Let $x_1 \ge x_2 \ge \dots \ge x_n \ge 0$ and $y_1 \ge y_2 \ge \dots \ge y_n \ge 0$ such that $$\forall k \in [\![1,n ]\!], \prod_{i=1}^k x_i \le \prod_{i=1}^k y_i$$ (with equality for $k=n$).
I want to show that $$\sum_{i=1}^n \ln ^2(x_i) \le \sum_{i=1}^n \ln^2 (y_i)$$
I don't know how to prove this result but I'm sure that it is somehow related to convexity methods : I think that we can prove it by using Weyl's majorant theorem but the proofs of this theorem are quite hard...
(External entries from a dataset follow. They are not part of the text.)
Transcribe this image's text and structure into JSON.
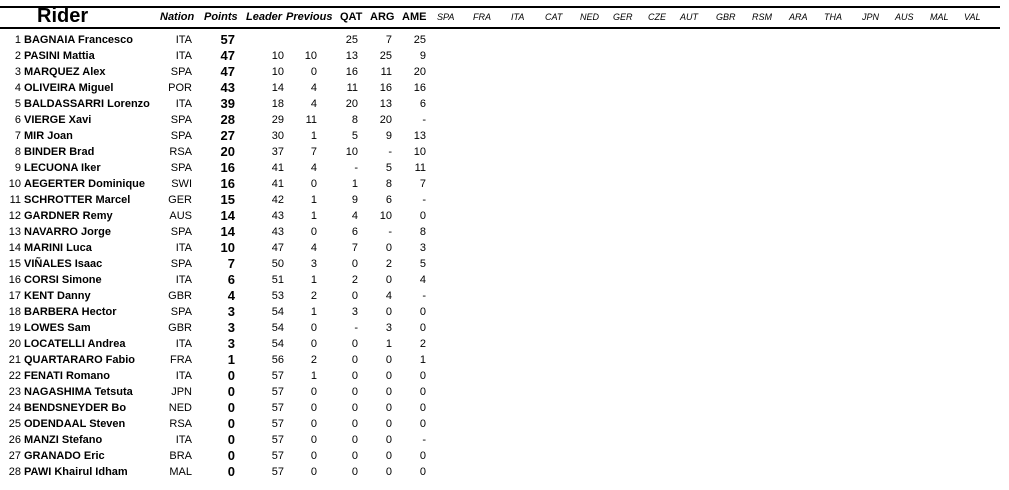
{
  "headers": {
    "rider": "Rider",
    "nation": "Nation",
    "points": "Points",
    "leader": "Leader",
    "previous": "Previous",
    "races_done": [
      "QAT",
      "ARG",
      "AME"
    ],
    "races_future": [
      "SPA",
      "FRA",
      "ITA",
      "CAT",
      "NED",
      "GER",
      "CZE",
      "AUT",
      "GBR",
      "RSM",
      "ARA",
      "THA",
      "JPN",
      "AUS",
      "MAL",
      "VAL"
    ]
  },
  "rows": [
    [
      "1",
      "BAGNAIA Francesco",
      "ITA",
      "57",
      "",
      "",
      "25",
      "7",
      "25"
    ],
    [
      "2",
      "PASINI Mattia",
      "ITA",
      "47",
      "10",
      "10",
      "13",
      "25",
      "9"
    ],
    [
      "3",
      "MARQUEZ Alex",
      "SPA",
      "47",
      "10",
      "0",
      "16",
      "11",
      "20"
    ],
    [
      "4",
      "OLIVEIRA Miguel",
      "POR",
      "43",
      "14",
      "4",
      "11",
      "16",
      "16"
    ],
    [
      "5",
      "BALDASSARRI Lorenzo",
      "ITA",
      "39",
      "18",
      "4",
      "20",
      "13",
      "6"
    ],
    [
      "6",
      "VIERGE Xavi",
      "SPA",
      "28",
      "29",
      "11",
      "8",
      "20",
      "-"
    ],
    [
      "7",
      "MIR Joan",
      "SPA",
      "27",
      "30",
      "1",
      "5",
      "9",
      "13"
    ],
    [
      "8",
      "BINDER Brad",
      "RSA",
      "20",
      "37",
      "7",
      "10",
      "-",
      "10"
    ],
    [
      "9",
      "LECUONA Iker",
      "SPA",
      "16",
      "41",
      "4",
      "-",
      "5",
      "11"
    ],
    [
      "10",
      "AEGERTER Dominique",
      "SWI",
      "16",
      "41",
      "0",
      "1",
      "8",
      "7"
    ],
    [
      "11",
      "SCHROTTER Marcel",
      "GER",
      "15",
      "42",
      "1",
      "9",
      "6",
      "-"
    ],
    [
      "12",
      "GARDNER Remy",
      "AUS",
      "14",
      "43",
      "1",
      "4",
      "10",
      "0"
    ],
    [
      "13",
      "NAVARRO Jorge",
      "SPA",
      "14",
      "43",
      "0",
      "6",
      "-",
      "8"
    ],
    [
      "14",
      "MARINI Luca",
      "ITA",
      "10",
      "47",
      "4",
      "7",
      "0",
      "3"
    ],
    [
      "15",
      "VIÑALES Isaac",
      "SPA",
      "7",
      "50",
      "3",
      "0",
      "2",
      "5"
    ],
    [
      "16",
      "CORSI Simone",
      "ITA",
      "6",
      "51",
      "1",
      "2",
      "0",
      "4"
    ],
    [
      "17",
      "KENT Danny",
      "GBR",
      "4",
      "53",
      "2",
      "0",
      "4",
      "-"
    ],
    [
      "18",
      "BARBERA Hector",
      "SPA",
      "3",
      "54",
      "1",
      "3",
      "0",
      "0"
    ],
    [
      "19",
      "LOWES Sam",
      "GBR",
      "3",
      "54",
      "0",
      "-",
      "3",
      "0"
    ],
    [
      "20",
      "LOCATELLI Andrea",
      "ITA",
      "3",
      "54",
      "0",
      "0",
      "1",
      "2"
    ],
    [
      "21",
      "QUARTARARO Fabio",
      "FRA",
      "1",
      "56",
      "2",
      "0",
      "0",
      "1"
    ],
    [
      "22",
      "FENATI Romano",
      "ITA",
      "0",
      "57",
      "1",
      "0",
      "0",
      "0"
    ],
    [
      "23",
      "NAGASHIMA Tetsuta",
      "JPN",
      "0",
      "57",
      "0",
      "0",
      "0",
      "0"
    ],
    [
      "24",
      "BENDSNEYDER Bo",
      "NED",
      "0",
      "57",
      "0",
      "0",
      "0",
      "0"
    ],
    [
      "25",
      "ODENDAAL Steven",
      "RSA",
      "0",
      "57",
      "0",
      "0",
      "0",
      "0"
    ],
    [
      "26",
      "MANZI Stefano",
      "ITA",
      "0",
      "57",
      "0",
      "0",
      "0",
      "-"
    ],
    [
      "27",
      "GRANADO Eric",
      "BRA",
      "0",
      "57",
      "0",
      "0",
      "0",
      "0"
    ],
    [
      "28",
      "PAWI Khairul Idham",
      "MAL",
      "0",
      "57",
      "0",
      "0",
      "0",
      "0"
    ]
  ]
}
Adding the additional constraint that $x_n\geq 1$ and $y_n\geq 1$, it is true and follows from Corollary 1.10 in the book Trace Ideals and Their Applications by B. Simon, since $x\mapsto \ln(x)^2$ is continuous and increasing on $[1,\infty)$ and $x\mapsto \ln(e^x)^2 = |x|^2$ is convex. The proof indeed follows from a convexity argument.
Without the additional constraint, it is false, as noticed in comments : just take $x_1=\dots=x_{n-1}=y_1=\dots=y_n = 1$ and $x_{n}\in(0,1)$. Then the product inequality is verified as $x_n\leq 1$, but the sum inequality is not verified since $\ln(x_n)^2 > 0$.